Scattered observations, and some theoretical concepts, have hinted at possible ways around this dilemma. HIVNET is especially interested in finding out if "cross-clade" immunity exists. Such cross-clade immunity could be based on antigenic similarities (CTL-inducing epitopes) shared across HIV clades or on less well understood patterns of HIV-antigen recognition by neutralizing antibodies. Regarding the first, HIV core elements (gag gene products) and regulatory gene products seem to be less subject to variation than the envelope. If vaccines capable of inducing CTL responses -- against core components of HIV are targeting its less variant (i.e., more "conserved") portion, then a CTL-inducing vaccine based on a prototype virus from one clade might have surprisingly strong effect against cells infected with (heterologous) HIV grouped into another clade.

Proof of such cross-clade cellular activity would considerably accelerate development of vaccines for countries with non-clade B strains. Thus, testing the existence and range of this cross- clade activity is an important step for both the vaccine manufacturers and the countries for whom no other candidate vaccines are immediately available. The Ugandan government and Pasteur-Merieux-Connaught have agreed to test this concept in HIVNET. A canarypox vector vaccine which incorporates genes from a clade B virus will be tested in Ugandan volunteers for cellular activity against the prevalent Ugandan strains (mostly clades A and D). Boosting with the Biocine clade B-based gp120 will not be used in this study as there is little expectation that this would be effective against heterologous virus. If this concept proves effective, a much clearer understanding of how to proceed with vaccine development for countries with non-clade B viruses will be available.

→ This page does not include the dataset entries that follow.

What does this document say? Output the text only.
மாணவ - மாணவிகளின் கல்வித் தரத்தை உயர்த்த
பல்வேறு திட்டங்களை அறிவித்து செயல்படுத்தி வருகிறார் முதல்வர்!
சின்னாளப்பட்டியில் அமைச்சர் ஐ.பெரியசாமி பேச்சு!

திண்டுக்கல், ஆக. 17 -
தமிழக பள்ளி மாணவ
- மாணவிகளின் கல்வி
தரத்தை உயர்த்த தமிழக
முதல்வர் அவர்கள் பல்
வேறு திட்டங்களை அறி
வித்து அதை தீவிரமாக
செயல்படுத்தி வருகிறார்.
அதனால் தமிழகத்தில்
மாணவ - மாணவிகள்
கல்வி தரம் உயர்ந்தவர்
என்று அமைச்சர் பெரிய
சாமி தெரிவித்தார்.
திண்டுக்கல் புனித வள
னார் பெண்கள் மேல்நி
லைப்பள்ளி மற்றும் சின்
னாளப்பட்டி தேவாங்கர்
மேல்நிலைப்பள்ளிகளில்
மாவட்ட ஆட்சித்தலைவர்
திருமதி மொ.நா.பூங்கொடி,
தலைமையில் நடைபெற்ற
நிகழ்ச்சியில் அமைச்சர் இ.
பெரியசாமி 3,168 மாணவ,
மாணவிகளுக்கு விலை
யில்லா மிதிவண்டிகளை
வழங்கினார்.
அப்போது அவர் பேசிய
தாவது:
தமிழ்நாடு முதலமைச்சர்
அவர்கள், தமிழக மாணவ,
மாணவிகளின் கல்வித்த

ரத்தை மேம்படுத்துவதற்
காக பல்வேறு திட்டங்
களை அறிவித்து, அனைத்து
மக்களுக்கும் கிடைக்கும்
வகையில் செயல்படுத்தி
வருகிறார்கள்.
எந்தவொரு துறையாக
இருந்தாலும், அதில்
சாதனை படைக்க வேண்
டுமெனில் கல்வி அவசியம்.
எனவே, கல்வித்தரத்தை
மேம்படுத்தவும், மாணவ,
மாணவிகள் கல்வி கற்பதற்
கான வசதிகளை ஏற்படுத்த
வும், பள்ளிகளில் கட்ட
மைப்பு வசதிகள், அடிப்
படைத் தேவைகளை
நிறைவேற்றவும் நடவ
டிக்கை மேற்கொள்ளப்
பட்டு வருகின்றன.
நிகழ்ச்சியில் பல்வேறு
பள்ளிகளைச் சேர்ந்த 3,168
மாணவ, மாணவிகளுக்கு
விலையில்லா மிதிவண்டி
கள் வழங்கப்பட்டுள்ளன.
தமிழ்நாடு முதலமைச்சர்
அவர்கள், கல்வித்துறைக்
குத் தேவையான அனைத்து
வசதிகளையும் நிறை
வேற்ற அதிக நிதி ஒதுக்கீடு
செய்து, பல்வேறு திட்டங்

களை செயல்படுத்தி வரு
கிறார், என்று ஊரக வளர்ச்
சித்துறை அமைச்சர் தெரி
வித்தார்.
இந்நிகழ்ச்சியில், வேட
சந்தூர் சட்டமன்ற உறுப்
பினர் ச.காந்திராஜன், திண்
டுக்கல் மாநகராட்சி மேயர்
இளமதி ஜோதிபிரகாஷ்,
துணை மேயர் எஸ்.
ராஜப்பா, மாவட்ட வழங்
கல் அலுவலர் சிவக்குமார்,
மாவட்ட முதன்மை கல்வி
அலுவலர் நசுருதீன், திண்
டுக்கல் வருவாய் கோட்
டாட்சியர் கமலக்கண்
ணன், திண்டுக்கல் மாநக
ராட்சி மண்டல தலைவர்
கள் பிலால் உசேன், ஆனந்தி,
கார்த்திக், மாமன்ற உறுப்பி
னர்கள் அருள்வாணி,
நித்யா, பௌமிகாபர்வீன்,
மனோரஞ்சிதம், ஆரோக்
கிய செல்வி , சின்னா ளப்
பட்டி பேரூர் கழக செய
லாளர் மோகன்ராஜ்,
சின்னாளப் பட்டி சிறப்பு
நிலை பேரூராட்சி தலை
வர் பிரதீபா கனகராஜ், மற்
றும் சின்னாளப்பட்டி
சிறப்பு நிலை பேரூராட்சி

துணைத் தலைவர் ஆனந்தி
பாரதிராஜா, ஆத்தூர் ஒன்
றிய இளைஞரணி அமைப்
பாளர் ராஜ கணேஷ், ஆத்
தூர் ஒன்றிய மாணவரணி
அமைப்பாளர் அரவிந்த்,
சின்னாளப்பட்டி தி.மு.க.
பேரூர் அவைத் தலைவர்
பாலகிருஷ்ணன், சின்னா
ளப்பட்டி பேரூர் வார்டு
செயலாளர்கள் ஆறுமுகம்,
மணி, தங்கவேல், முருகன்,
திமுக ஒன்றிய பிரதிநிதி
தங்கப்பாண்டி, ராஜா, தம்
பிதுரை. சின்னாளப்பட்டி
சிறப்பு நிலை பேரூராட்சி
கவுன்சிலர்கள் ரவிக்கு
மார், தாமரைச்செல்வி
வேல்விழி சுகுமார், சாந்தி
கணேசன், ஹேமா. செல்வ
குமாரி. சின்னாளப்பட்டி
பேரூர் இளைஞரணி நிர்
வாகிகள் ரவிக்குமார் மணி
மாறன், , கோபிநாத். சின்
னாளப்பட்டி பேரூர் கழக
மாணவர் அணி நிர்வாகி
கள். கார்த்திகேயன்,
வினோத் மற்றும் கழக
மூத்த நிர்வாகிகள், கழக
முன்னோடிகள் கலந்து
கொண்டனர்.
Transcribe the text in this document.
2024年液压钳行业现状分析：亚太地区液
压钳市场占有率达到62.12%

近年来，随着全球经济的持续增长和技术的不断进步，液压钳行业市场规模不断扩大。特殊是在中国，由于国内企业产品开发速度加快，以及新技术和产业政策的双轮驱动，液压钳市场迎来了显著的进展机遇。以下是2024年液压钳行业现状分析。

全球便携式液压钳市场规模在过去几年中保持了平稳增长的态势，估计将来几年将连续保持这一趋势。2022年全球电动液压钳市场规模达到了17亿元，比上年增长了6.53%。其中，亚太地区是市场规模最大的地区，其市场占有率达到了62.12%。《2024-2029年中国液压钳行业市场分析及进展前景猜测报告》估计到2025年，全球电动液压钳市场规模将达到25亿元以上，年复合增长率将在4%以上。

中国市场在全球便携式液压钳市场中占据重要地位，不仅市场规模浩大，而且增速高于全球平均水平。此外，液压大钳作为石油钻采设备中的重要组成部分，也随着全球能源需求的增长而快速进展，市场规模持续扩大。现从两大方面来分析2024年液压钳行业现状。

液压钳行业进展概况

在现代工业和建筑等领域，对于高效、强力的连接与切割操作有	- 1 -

At least some vaccine manufacturers have begun exploring whether HIV envelope components -- presented either as recombinant subunits, pseudovirions, peptides, or vectors -- could be combined to provide immunization conveying antigens representative of two or more clades. This might provide broad reactivity and benefit populations in widely scattered geographic areas. Clarification of the underlying basis for these observations is important; both positive and negative findings may be useful.

Prompted by the reports at the recent NCDVG conference, Family Health International will be highlighting the importance of collecting at least 100 isolates of HIV from recent incident infections, and will facilitate a joint endeavor with international sites and designated HIVNET laboratories to better define the existence and extent of cross-clade immunity -- both neutralizing antibody and CTL activity. HIVNET's organizationally linked international sites are ideally situated to address this pressing scientific issue impacting HIV vaccine development. With prompt attention to the systematic collection and testing of suitable specimens, in accordance with jointly designed studies, we may accelerate development of HIV vaccines.